— 𝙎𝙀𝙉𝙅𝘼𝙉𝙄 —
"Ayah, hari ini Senja dapat bintang lima dari Bu Guru, katanya gambar buatan Senja bagus, Ayah mau lihat gambarnya?"
Senja mengulurkan selembar kertas berisi gambar tiga bocah kecil bersama dengan kedua orang tuanya, menggambarkan keluarga kecilnya yang terdiri dari Ayah, Bunda, Kak Tari, Senja, dan Adik Bulan.
Dirga menepis uluran kertas itu, bahkan saking kerasnya membuat kertasnya robek. Senja terkejut dibuatnya, ia membungkuk mengambil kertasnya untuk memastikan. Robek di bagian Kak Tari dan Adik Bulan, meski gambarnya tidak sama persis, tetapi Senjani menempatkan dirinya tepat di sebelah Bunda Ayu, yang berada di tengah itu Adik Bulan, di samping Ayah Dirga ada Kak Tari.
"Ayah," panggil Senja. "Lihat ini, Ayah robek bagian Kakak sama Adik."
"ARGH, BERISIK!" bentak Dirga, ia sampai meremas rambutnya sendiri. "JAUH-JAUH DARI HADAPAN SAYA, ANAK SIALAN!"
"Ayah."
"MENJAUH SIALAN!" bentak Dirga lagi, kali ini ia menunjuk ke arah pintu keluar. "Saya benci sama kamu, saya tidak mau melihat wajah kamu, saya tidak sudi melihat wajah kamu, sangat benci!"
Senja menelan ludahnya dengan susah payah, ia mati-matian menahan air matanya agar tidak jatuh karena takut disebut cengeng atau lemah oleh Ayah Dirga.
Terhitung sudah satu bulan sejak kepergian Mentari dan Rembulan, suasana rumah menjadi sangat sunyi. Senja sudah berusaha untuk mengisi kekosongan di rumah, tapi tetap saja Si Anak Kebanggaan itu Kak Tari, dan Si Anak Kesayangan itu Adik Bulan.
"KENAPA DIAM SAJA DI SANA?" sentak Dirga sekali lagi. "DASAR ANAK SIALAN KAMU!"
Senja memejamkan matanya, ia menggigit bibir bawahnya sendiri menahan suara ketika Ayah Dirga memukul lengannya beberapa kali.

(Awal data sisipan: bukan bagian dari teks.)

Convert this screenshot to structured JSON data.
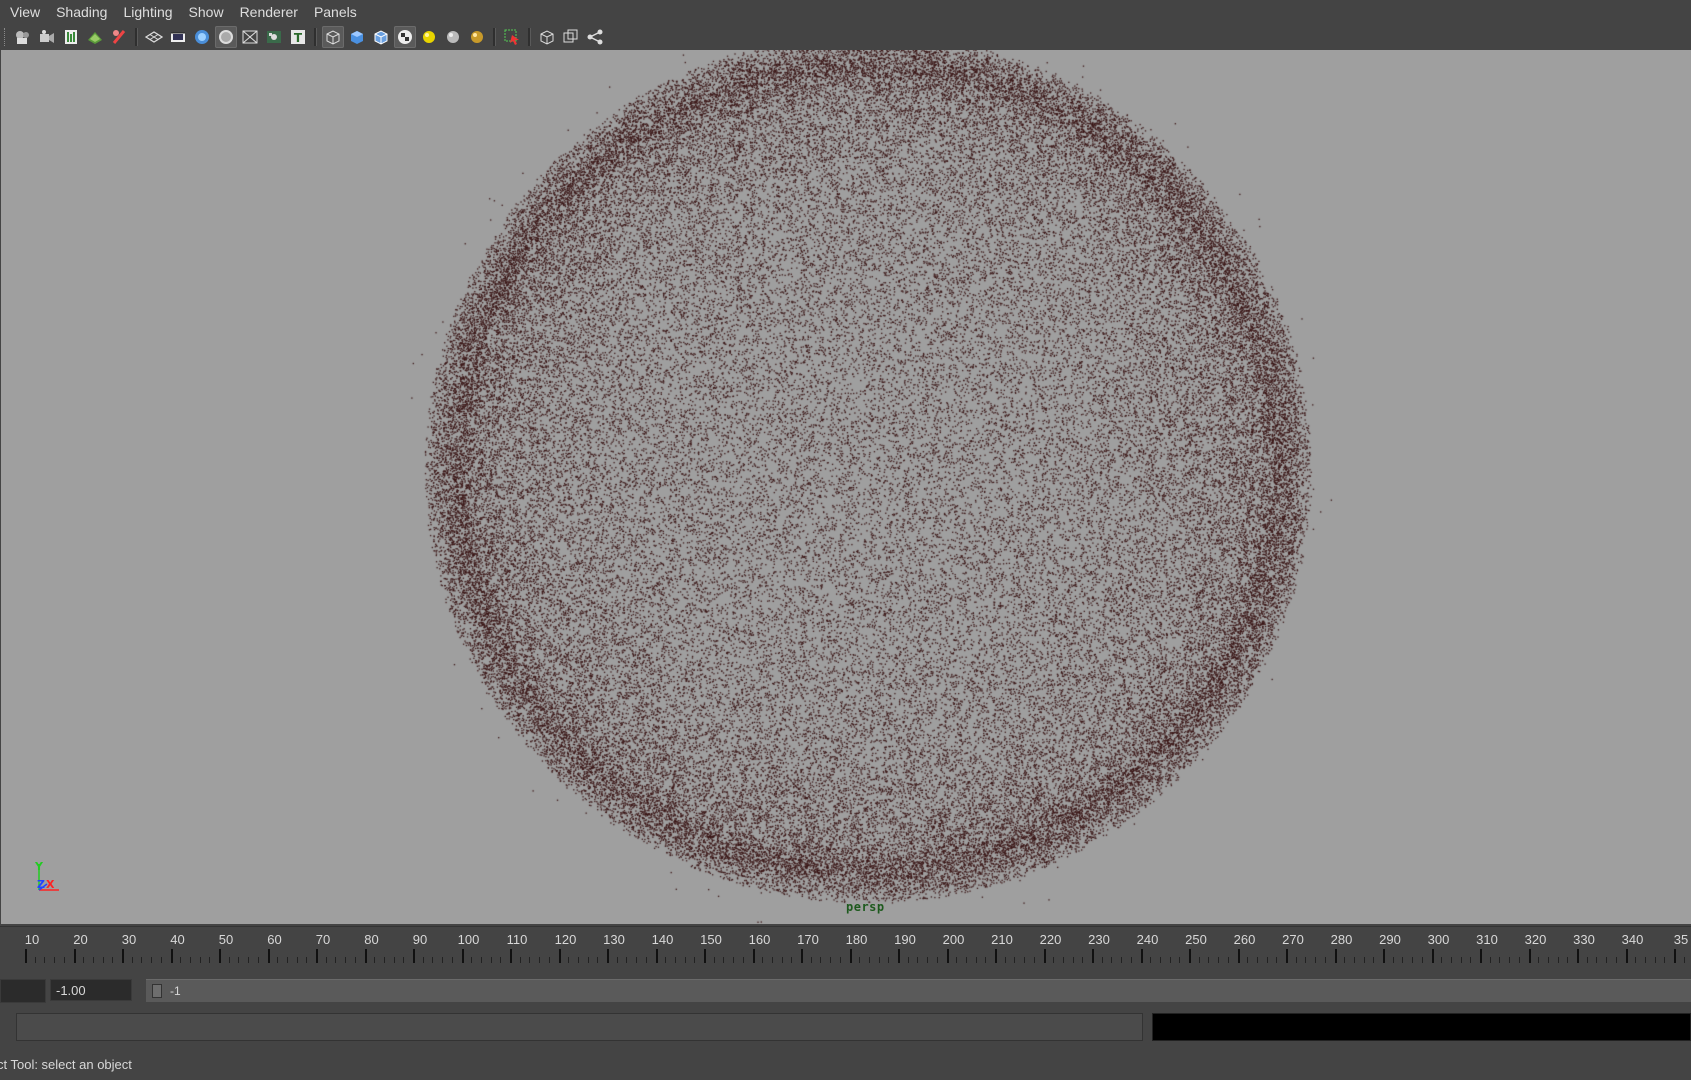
{
  "menubar": {
    "items": [
      "View",
      "Shading",
      "Lighting",
      "Show",
      "Renderer",
      "Panels"
    ]
  },
  "toolbar": {
    "icons": [
      "camera-attributes-icon",
      "camera-tools-icon",
      "bookmark-icon",
      "image-plane-icon",
      "grease-pencil-icon",
      "grid-icon",
      "film-gate-icon",
      "resolution-gate-icon",
      "gate-mask-icon",
      "field-chart-icon",
      "safe-action-icon",
      "safe-title-icon",
      "wireframe-icon",
      "smooth-shade-icon",
      "wireframe-on-shaded-icon",
      "textured-icon",
      "use-all-lights-icon",
      "shadows-icon",
      "screen-space-ao-icon",
      "isolate-select-icon",
      "xray-icon",
      "xray-joints-icon",
      "node-editor-icon"
    ]
  },
  "viewport": {
    "camera_label": "persp",
    "background_color": "#9f9f9f",
    "particle_color": "#3a1616",
    "axis": {
      "y": "Y",
      "z": "Z",
      "x": "X",
      "y_color": "#22cc22",
      "z_color": "#2244ff",
      "x_color": "#ff2222"
    }
  },
  "timeslider": {
    "labels": [
      "10",
      "20",
      "30",
      "40",
      "50",
      "60",
      "70",
      "80",
      "90",
      "100",
      "110",
      "120",
      "130",
      "140",
      "150",
      "160",
      "170",
      "180",
      "190",
      "200",
      "210",
      "220",
      "230",
      "240",
      "250",
      "260",
      "270",
      "280",
      "290",
      "300",
      "310",
      "320",
      "330",
      "340",
      "35"
    ]
  },
  "range": {
    "start_value": "-1.00",
    "range_text": "-1"
  },
  "helpline": {
    "text": "ct Tool: select an object"
  }
}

Tubuh kecil Senja terhentak-hentak akibat dari pukulannya, mungkin akan ada bekas kebiruan setelahnya.
"AYUDIA!" teriak Dirga, ia mendorong tubuh Senja dari hadapannya. "Suruh anak sialan ini masuk ke kamarnya, saya muak melihat dia!"
"Bunda~"
Senja merengek, ia berniat mengadu pada Bunda Ayu mengenai pukulan Ayah Dirga. Namun, sudah satu bulan ini Bunda Ayu hanya diam, tidak berbicara sama sekali kepadanya.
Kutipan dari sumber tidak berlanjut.